Describing herself as “a bit of a poacher-turned-gamekeeper”, Lucy Foley explains how she came to writing from reading.
“I studied English literature at university and then went to work with books as a literary agent’s assistant and then as a fiction editor at a publisher,” she says.
It was while she was in publishing that she had the idea for her first novel, The Book of Lost and Found, and started working on it in the evening and at weekends.
“I kept it very secret from everyone as I was certain it was going to be a disaster and didn’t want to humiliate myself,” she laughs.
Lucy’s latest book, The Hunting Party, is her debut crime novel. Nine people, friends since their time Oxford a decade ago, have travelled up from London to spend New Year’s Eve in the wilderness of the Loch Corrin Estate.
“Everything comes to a crisis on New Year’s Eve when the biggest secret of all is revealed,” says Lucy. “The unforgiving wilderness contains many potential dangers: a notorious serial killer has murdered several victims nearby; the weather is turning from bad to worse and the estate itself conceals a dark secret…”
Lucy had wanted to write a modern version of the classic murder mystery for a while and had been rereading her Agatha Christies.

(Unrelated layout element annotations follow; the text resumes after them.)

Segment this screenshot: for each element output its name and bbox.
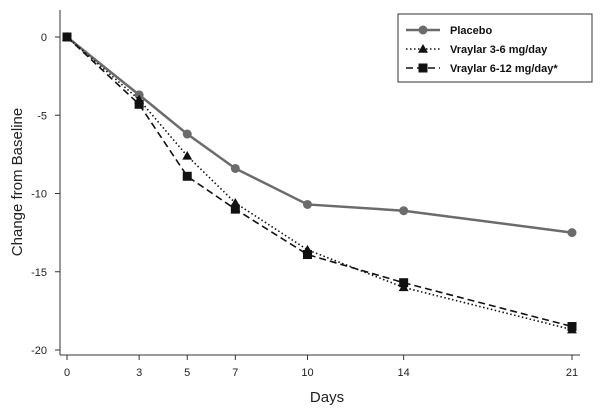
data-point — [182, 171, 192, 181]
y-tick-label: -10 — [31, 189, 47, 201]
legend-label: Vraylar 6-12 mg/day* — [450, 63, 558, 75]
axes — [59, 10, 580, 356]
x-tick-label: 7 — [232, 367, 238, 379]
data-point — [567, 228, 577, 238]
data-point — [134, 94, 145, 104]
y-tick-label: 0 — [41, 32, 47, 44]
y-tick-label: -20 — [31, 345, 47, 357]
y-tick-label: -5 — [37, 110, 47, 122]
data-point — [399, 206, 409, 216]
legend-marker — [418, 44, 428, 53]
x-tick-label: 5 — [184, 367, 190, 379]
legend-item: Vraylar 3-6 mg/day — [406, 44, 548, 56]
x-tick-label: 10 — [301, 367, 313, 379]
data-point — [302, 250, 312, 260]
x-axis-title: Days — [310, 389, 344, 406]
data-point — [567, 324, 577, 334]
legend-marker — [418, 25, 428, 35]
x-tick-label: 0 — [64, 367, 70, 379]
x-tick-label: 3 — [136, 367, 142, 379]
data-point — [182, 150, 193, 160]
data-point — [302, 199, 312, 209]
legend-marker — [418, 63, 428, 73]
legend-label: Vraylar 3-6 mg/day — [450, 44, 548, 56]
data-point — [230, 197, 241, 207]
ticks: 0 3 5 7 10 14 21 0 -5 -10 -15 -20 — [31, 32, 578, 379]
data-point — [302, 244, 313, 254]
series-layer — [62, 32, 577, 334]
x-tick-label: 21 — [566, 367, 578, 379]
x-tick-label: 14 — [398, 367, 410, 379]
series-triangle — [62, 32, 577, 334]
legend-item: Placebo — [406, 25, 492, 37]
data-point — [230, 204, 240, 214]
data-point — [134, 99, 144, 109]
data-point — [62, 32, 72, 41]
data-point — [398, 282, 409, 292]
y-tick-label: -15 — [31, 267, 47, 279]
data-point — [230, 163, 240, 173]
y-axis-title: Change from Baseline — [9, 108, 26, 256]
legend: Placebo Vraylar 3-6 mg/day Vraylar 6-12 mg… — [397, 13, 593, 83]
legend-label: Placebo — [450, 25, 492, 37]
legend-box — [397, 13, 593, 83]
legend-item: Vraylar 6-12 mg/day* — [406, 63, 558, 75]
data-point — [182, 129, 192, 139]
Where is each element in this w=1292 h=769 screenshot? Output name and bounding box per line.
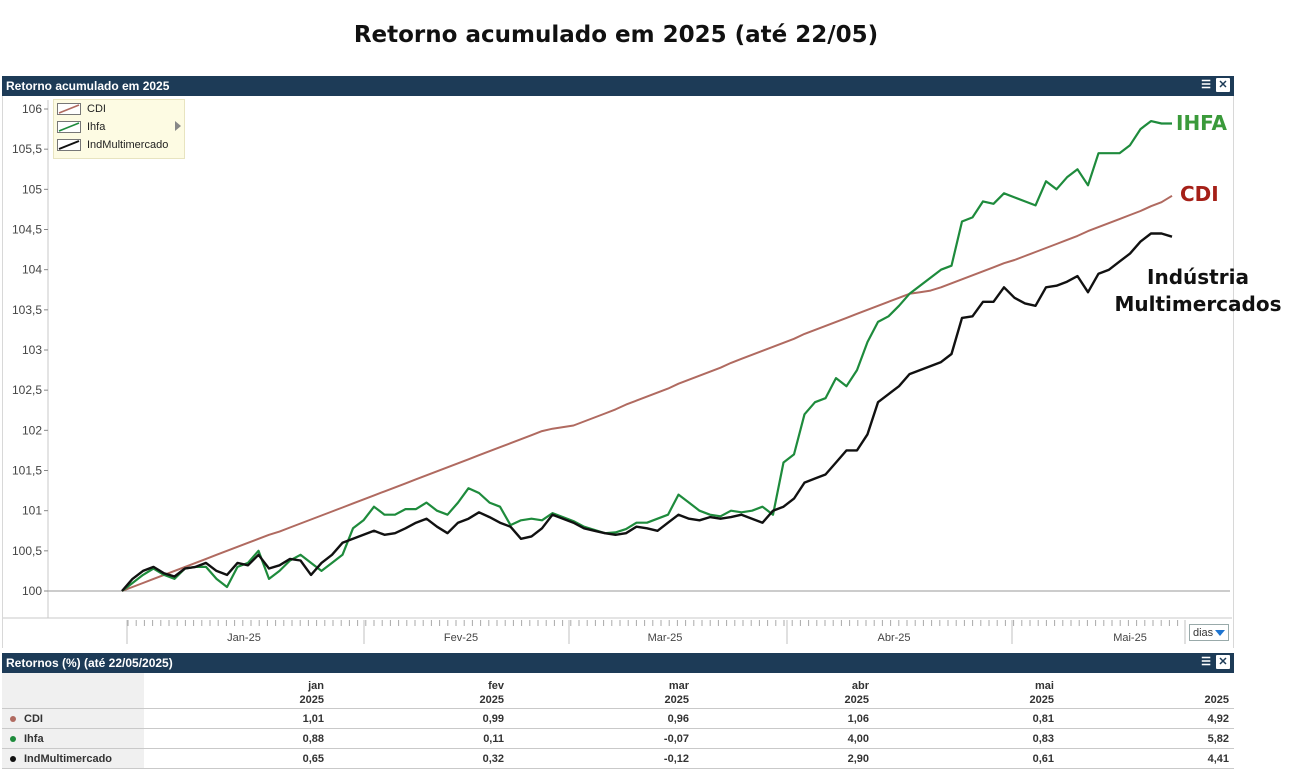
ind-series-label-line1: Indústria [1147,265,1249,289]
y-tick-label: 102,5 [12,383,42,397]
table-cell: 5,82 [1059,728,1234,749]
table-cell: 0,83 [874,728,1059,749]
y-tick-label: 106 [22,102,42,116]
table-cell: 0,99 [329,708,509,729]
table-cell: 0,11 [329,728,509,749]
table-cell: -0,07 [509,728,694,749]
y-tick-label: 101 [22,504,42,518]
x-tick-label: Mar-25 [648,632,683,644]
table-panel-header: Retornos (%) (até 22/05/2025) ☰ ✕ [2,653,1234,673]
table-row: Ihfa 0,88 0,11 -0,07 4,00 0,83 5,82 [2,728,1234,749]
y-tick-label: 103 [22,343,42,357]
ind-series-label: Indústria Multimercados [1112,264,1284,318]
table-header-row: jan 2025 fev 2025 mar 2025 abr 2025 mai 2025 … [2,673,1234,709]
x-tick-label: Jan-25 [227,632,261,644]
legend-item-indmultimercado[interactable]: IndMultimercado [54,136,184,154]
table-cell: 4,41 [1059,748,1234,769]
close-icon[interactable]: ✕ [1216,655,1230,669]
period-selector-value: dias [1193,627,1214,639]
table-header-year: 2025 [1059,673,1234,709]
dot-icon [10,755,16,762]
period-selector[interactable]: dias [1189,624,1229,641]
table-panel-title: Retornos (%) (até 22/05/2025) [6,656,173,670]
dot-icon [10,715,16,722]
legend-item-cdi[interactable]: CDI [54,100,184,118]
chart-panel-header: Retorno acumulado em 2025 ☰ ✕ [2,76,1234,96]
menu-icon[interactable]: ☰ [1201,656,1211,668]
table-cell: 1,06 [694,708,874,729]
table-cell: -0,12 [509,748,694,769]
table-cell: 0,88 [144,728,329,749]
y-tick-label: 102 [22,423,42,437]
table-cell: 4,00 [694,728,874,749]
legend-swatch-ind [57,139,81,151]
y-tick-label: 105,5 [12,142,42,156]
cdi-series-label: CDI [1180,182,1219,206]
menu-icon[interactable]: ☰ [1201,79,1211,91]
page-title: Retorno acumulado em 2025 (até 22/05) [353,22,879,48]
table-header-jan: jan 2025 [144,673,329,709]
y-tick-label: 103,5 [12,303,42,317]
row-name-cdi: CDI [2,708,144,729]
x-tick-label: Abr-25 [877,632,910,644]
table-cell: 0,65 [144,748,329,769]
table-cell: 0,81 [874,708,1059,729]
chevron-down-icon [1215,630,1225,636]
table-cell: 0,96 [509,708,694,729]
legend-label-cdi: CDI [87,103,106,115]
chart-legend[interactable]: CDI Ihfa IndMultimercado [53,99,185,159]
table-header-abr: abr 2025 [694,673,874,709]
row-name-ihfa: Ihfa [2,728,144,749]
table-row: CDI 1,01 0,99 0,96 1,06 0,81 4,92 [2,708,1234,729]
series-line-ihfa [121,119,1172,592]
table-cell: 1,01 [144,708,329,729]
x-tick-label: Fev-25 [444,632,478,644]
ind-series-label-line2: Multimercados [1114,292,1282,316]
row-name-indmultimercado: IndMultimercado [2,748,144,769]
legend-swatch-cdi [57,103,81,115]
y-tick-label: 104 [22,263,42,277]
returns-table: jan 2025 fev 2025 mar 2025 abr 2025 mai 2025 … [2,673,1234,769]
y-tick-label: 104,5 [12,223,42,237]
table-cell: 4,92 [1059,708,1234,729]
legend-label-ihfa: Ihfa [87,121,106,133]
ihfa-series-label: IHFA [1176,111,1228,135]
legend-item-ihfa[interactable]: Ihfa [54,118,184,136]
y-tick-label: 100,5 [12,544,42,558]
table-header-mai: mai 2025 [874,673,1059,709]
table-row: IndMultimercado 0,65 0,32 -0,12 2,90 0,6… [2,748,1234,769]
y-tick-label: 105 [22,182,42,196]
table-cell: 0,61 [874,748,1059,769]
legend-expand-arrow-icon[interactable] [175,121,181,131]
y-tick-label: 100 [22,584,42,598]
chart-area [2,96,1234,648]
table-cell: 2,90 [694,748,874,769]
table-header-name [2,673,144,709]
series-line-cdi [121,194,1173,592]
close-icon[interactable]: ✕ [1216,78,1230,92]
table-header-mar: mar 2025 [509,673,694,709]
dot-icon [10,735,16,742]
series-line-indmultimercado [121,232,1173,592]
legend-label-indmultimercado: IndMultimercado [87,139,169,151]
table-header-fev: fev 2025 [329,673,509,709]
x-tick-label: Mai-25 [1113,632,1147,644]
legend-swatch-ihfa [57,121,81,133]
table-cell: 0,32 [329,748,509,769]
chart-panel-title: Retorno acumulado em 2025 [6,79,170,93]
y-tick-label: 101,5 [12,464,42,478]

“I felt, increasingly, that a modern update on the formula was the sort of book I wanted to read. It sounds obvious but that’s always been the way I’ve tried to work: write the book I want to read,” she muses.
“It kept niggling away at me — but I needed a setting and a plot. Then I travelled to a very remote spot in the Highlands and learned that in very heavy snowfall the estate became completely cut off from the rest of the world. At the same time, I’d been thinking I’d like to get a group of friends up there to celebrate New Year. The two ideas then converged in a rather sinister way to provide the initial premise for The Hunting Party.
Lucy is also the author of several historical novels, which, she reveals, need a different approach. “Working on my historical novels involves much greater research,” she reflects. “In murder mysteries, plot is absolutely key, so writing a thriller has required a more rigid idea of structure from the outset.
“But in writing both I’ve found that characters can surprise you and the plot doesn’t necessarily always end up going exactly where you thought it might,” she smiles.
Inspired by authors including Megan Abbott and Kate Atkinson, Lucy read queen of crime Patricia Highsmith’s ‘how to’ book, Plotting and Writing Suspense Fiction before she started on The Hunting Party.
“It was incredibly useful — she shares her writing failures and triumphs and how she arrived at them and I don’t think I’ve come across anything else that’s quite so generous with its advice to other novelists,” says Lucy. I’m rereading it now as I write my second murder mystery – it’s set at a wedding, which I’m having a lot of (evil!) fun with.
“I’m also going to be working with a screenwriter on the screenplay of The Hunting Party, which will be a new adventure.
Lucy loves that she gets “to sit around all day and make up stories. “Even when I don’t feel I’m getting anywhere I don’t lose sight of that. And I love hearing from readers,” she says.
“Someone told me the other day that they’d listened to The Hunting Party on a long drive in the car and it was wonderful to hear – mainly because listening to audiobooks on long car journeys is something I love to do myself and it really brought it home, somehow, that the book is out there in the world, being enjoyed by people, having a kind of life of its own. That will never, ever get old.”
The Hunting Party by Lucy Foley is published by HarperCollins, priced £12.99.